There is a surprising amount of familiar faces in this volume, even considering it's a flashback to the old days of Soul Society, mostly because of the places they are. Urahara as team captain - and Hiyori as his second-in-command? Mayuri in prison? A young Gin covered in blood – okay, in retrospect, that's rather typical of the creepy fox faced shinigami. But it is so interesting to see some of my favorite characters in unfamiliar positions, a lot of them looking younger than I'm used to, like Byakuya, who looks like he has just stepped, fresh faced, from the pages of Peacemaker Kurogane, complete with youthful ponytail. Tiny!Nanao is so cute (although it throws her relationship with Kyoraku into a new, slightly creepy light). Still, even the younglings were recognizable enough that long-term fans won't have trouble picking out who's who from the bunch.

The mark of a good flashback arc, especially one like Turn Back The Pendulum which just drops itself in the middle of the opening sequence for the battle at Karakura, is the impact it leaves in readers' mind with its revelations of past events and how they affect the current storyline. Given the rather stunning reveals in this book, I think Turn Back The Pendulum succeeds at being a flashback arc that makes a difference and puts the series following it in a whole new light. I'm sure after this arc is finished in volume thirty-seven, readers will be looking at people like Aizen and Hiyori and Urahara with fresh perspectives, now that we've seen them in their old lives.
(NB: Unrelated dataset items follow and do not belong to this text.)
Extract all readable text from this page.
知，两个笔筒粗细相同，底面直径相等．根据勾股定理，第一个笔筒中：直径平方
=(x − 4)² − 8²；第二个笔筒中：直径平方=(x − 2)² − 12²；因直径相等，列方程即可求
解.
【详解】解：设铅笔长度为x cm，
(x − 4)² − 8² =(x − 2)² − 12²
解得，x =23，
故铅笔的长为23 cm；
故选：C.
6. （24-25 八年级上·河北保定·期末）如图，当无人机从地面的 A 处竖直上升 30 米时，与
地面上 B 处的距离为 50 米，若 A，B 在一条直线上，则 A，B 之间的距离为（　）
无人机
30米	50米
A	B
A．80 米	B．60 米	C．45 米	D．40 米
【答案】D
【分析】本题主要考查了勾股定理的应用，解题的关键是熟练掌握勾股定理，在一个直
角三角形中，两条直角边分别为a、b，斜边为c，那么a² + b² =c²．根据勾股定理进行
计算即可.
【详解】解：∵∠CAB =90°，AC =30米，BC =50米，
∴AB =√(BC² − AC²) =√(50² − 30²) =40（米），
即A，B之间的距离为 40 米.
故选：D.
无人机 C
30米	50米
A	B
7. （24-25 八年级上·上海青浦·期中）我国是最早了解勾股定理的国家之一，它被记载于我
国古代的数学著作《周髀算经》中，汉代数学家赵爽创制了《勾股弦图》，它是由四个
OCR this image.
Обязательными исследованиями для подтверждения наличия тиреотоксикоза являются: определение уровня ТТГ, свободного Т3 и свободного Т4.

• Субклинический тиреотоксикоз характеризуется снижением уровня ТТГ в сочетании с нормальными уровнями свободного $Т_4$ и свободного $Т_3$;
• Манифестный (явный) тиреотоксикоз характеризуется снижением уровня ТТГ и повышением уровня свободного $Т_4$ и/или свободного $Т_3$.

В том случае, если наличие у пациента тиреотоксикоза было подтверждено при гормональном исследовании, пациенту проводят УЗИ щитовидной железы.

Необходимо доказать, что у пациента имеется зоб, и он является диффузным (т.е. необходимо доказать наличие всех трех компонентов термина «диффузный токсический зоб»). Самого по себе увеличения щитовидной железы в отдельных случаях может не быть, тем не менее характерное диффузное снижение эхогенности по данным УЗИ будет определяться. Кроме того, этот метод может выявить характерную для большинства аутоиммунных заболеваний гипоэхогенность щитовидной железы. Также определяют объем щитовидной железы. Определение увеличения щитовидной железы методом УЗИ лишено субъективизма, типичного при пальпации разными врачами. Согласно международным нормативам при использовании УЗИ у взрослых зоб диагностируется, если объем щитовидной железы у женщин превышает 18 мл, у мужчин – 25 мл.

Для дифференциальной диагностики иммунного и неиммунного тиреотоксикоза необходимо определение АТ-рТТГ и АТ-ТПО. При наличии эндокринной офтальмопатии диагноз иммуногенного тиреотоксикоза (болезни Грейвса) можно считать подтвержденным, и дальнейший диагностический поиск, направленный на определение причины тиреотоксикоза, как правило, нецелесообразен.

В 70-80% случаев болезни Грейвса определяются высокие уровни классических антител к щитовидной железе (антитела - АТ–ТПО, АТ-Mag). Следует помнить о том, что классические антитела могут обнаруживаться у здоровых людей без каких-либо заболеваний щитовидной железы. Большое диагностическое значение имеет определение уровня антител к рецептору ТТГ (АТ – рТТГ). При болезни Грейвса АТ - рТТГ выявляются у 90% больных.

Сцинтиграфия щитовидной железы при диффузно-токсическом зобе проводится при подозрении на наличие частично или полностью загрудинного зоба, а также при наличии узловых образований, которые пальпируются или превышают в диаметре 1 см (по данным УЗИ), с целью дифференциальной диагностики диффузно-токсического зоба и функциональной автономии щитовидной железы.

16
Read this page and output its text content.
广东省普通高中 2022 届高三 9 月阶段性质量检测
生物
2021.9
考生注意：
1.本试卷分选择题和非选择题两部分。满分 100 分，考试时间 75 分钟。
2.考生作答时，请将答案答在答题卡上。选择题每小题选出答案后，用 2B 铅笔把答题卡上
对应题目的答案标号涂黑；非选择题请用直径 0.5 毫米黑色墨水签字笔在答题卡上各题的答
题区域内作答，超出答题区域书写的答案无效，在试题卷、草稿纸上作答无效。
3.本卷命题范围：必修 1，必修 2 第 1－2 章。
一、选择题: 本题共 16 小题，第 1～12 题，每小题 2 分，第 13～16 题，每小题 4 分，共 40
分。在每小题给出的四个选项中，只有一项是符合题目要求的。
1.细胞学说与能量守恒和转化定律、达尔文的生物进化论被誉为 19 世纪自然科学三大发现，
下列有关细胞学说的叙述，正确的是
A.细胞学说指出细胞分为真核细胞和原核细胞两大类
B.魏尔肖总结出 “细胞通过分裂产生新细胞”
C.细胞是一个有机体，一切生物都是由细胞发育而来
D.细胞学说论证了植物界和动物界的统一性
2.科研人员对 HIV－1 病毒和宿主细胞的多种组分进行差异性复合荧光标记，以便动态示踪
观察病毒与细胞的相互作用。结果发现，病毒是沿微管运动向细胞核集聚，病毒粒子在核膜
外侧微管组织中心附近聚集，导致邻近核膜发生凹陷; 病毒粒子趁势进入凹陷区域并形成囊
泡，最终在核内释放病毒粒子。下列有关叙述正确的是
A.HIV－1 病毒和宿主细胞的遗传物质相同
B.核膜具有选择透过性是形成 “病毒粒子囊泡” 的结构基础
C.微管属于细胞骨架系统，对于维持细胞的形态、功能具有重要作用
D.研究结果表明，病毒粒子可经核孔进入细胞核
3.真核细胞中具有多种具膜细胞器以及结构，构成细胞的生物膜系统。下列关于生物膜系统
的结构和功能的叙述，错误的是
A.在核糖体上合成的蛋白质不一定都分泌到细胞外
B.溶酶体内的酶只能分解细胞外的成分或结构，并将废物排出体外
Overall, this is Kubo at his peak in terms of both artistic style and storytelling; long term fans who reach this point will be so very glad they didn't drop Bleach during one of its rough patches because this book is a huge payoff for fannish commitment. I understand that this arc was rather dropped out of the blue in the middle of a dramatic moment for Ichigo and friends, but considering everything that comes after the conclusion of this arc, I don’t think there would have been an opportune moment to introduce all of these flashbacks without heavily setting back the story, so better to start it now than after the fact. It’s a solid volume of Bleach that has a healthy mix of the series’ trademark humor and dramatic action, and hopefully a return to form for the series in whole.